Quagga fail: 90% of life killed in parts of Snake River section of copper treatment
Idaho’s effort to eradicate the dreaded mussel invader appears to have backfired, at a cost of $3 million

Bad medicine: USGS hydrologist Kenneth Skinner (left) and biologist Christopher Mebane collect macrophyte samples as part of a study examining the health of Snake River before and after the application of a copper treatment to eradicate invasive quagga mussels. Photo: Idaho Water Science Center
This story was updated on Sept. 12, 2025.
By Kendra Chamberlain. September 2, 2025. The Idaho State Department of Agriculture took a huge gamble in 2023. After detecting the first instance of invasive quagga mussels in the Columbia River Basin, state officials scrambled to implement a first-in-the-nation treatment plan, unleashing 40,000 pounds of a copper-based toxin into three stretches of the Snake River around Twin Falls.
The idea was to poison a relative few quagga mussels in order to prevent a full-blown infestation.
The treatment, however, has killed off nearly everything else in some stretches of the river.
A new report by the United States Geological Survey found that macroinvertebrate abundance decreased along the first three of six sites, from 54–94%. Sites tested beyond these locations found less to no impact on the macroinvertebrate communities from the treatment. [An earlier version of this story inaccurately reported that up to 90% of invertebrates in the entire area died as a result of the poisoning. —Editor]
The treatment, on which the state spent a reported $3 million, didn’t even work as intended.
In 2024, quagga mussels were again found in Snake River, this time upstream from the initial treatment area. The state responded with a new round of copper treatment, just as aggressive as the first response.
On Sept. 12, the Idaho State Department of Agriculture announced “a 51% reduction in the quagga mussel impacted area of the Snake River near Twin Falls. … The results show significant progress and demonstrate the effectiveness of ISDA’s ongoing treatment strategy. No quagga mussels have been detected upriver or downriver of the 2024 treatment zone.” [This information was added to this story on Sept. 21, 2025. —Editor]
The results of the treatments have been heartbreaking, according to the Idaho Statesmen.

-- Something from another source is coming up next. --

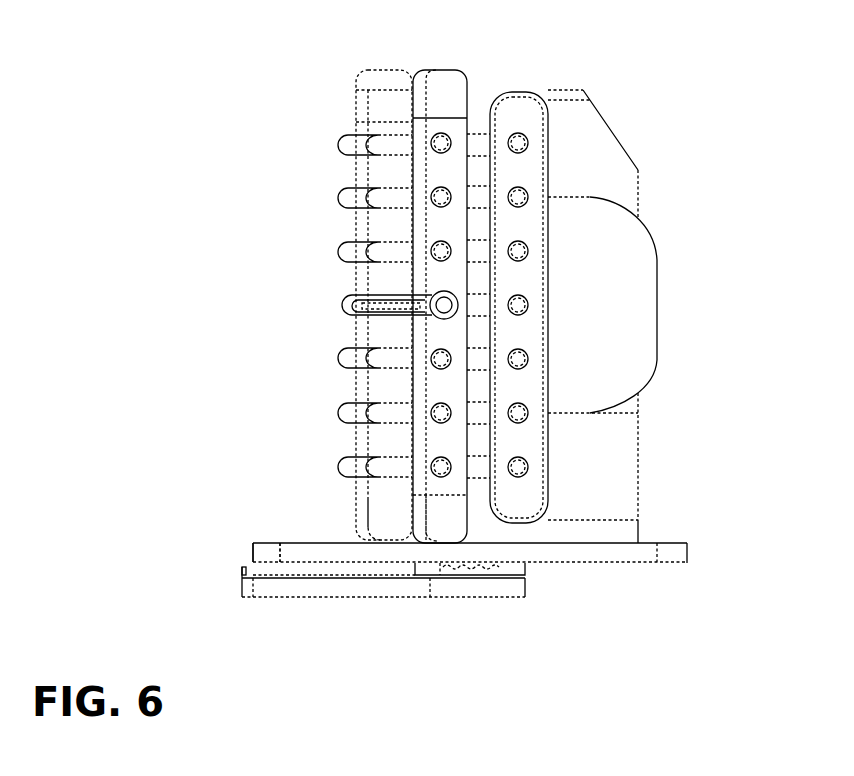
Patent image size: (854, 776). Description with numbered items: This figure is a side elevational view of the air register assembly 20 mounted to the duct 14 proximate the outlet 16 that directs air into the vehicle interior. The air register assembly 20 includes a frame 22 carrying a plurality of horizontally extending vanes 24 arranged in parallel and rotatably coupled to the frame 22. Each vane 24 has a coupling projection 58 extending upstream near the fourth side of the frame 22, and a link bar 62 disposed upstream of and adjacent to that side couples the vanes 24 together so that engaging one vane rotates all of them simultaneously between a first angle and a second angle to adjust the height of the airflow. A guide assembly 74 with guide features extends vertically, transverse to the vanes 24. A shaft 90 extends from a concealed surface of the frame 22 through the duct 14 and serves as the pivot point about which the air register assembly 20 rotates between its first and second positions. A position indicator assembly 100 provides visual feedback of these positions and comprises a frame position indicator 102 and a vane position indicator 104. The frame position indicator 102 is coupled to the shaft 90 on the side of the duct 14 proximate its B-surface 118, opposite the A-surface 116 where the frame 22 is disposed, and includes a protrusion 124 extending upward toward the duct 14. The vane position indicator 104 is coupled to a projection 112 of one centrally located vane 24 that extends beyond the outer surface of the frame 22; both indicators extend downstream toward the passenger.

Forty-eight of 49 local white sturgeon were killed, along with most of the yellow perch and largescale suckers in that stretch of the river.
Some fish species seem less affected by the copper treatment.
Roughly 7,000 pounds of copper solidified and settled into the riverbed along a roughly 10-mile stretch of the river, where it may impact invertebrates well into the future.
Officials expect impacts from the treatments to ripple through the fish food web for years to come. The long-term impacts of the two successive treatments are unknown but are being studied.
It’s a no-win situation for the Snake River.
Idaho officials say allowing the invasive species to gain a foothold in the river would have been disastrous. Quagga mussels wreak havoc on riparian ecosystems as well as infrastructure related to hydropower generation and agricultural irrigation.
“We understood the terrible gravity of what we had to undertake, but we also know ultimately what’s at stake,” Chanel Tewalt, Idaho State Department of Agriculture director, told the Idaho Statesman. “So we can’t shy away from making these hard decisions just because there’s difficult collateral. There is collateral either way.”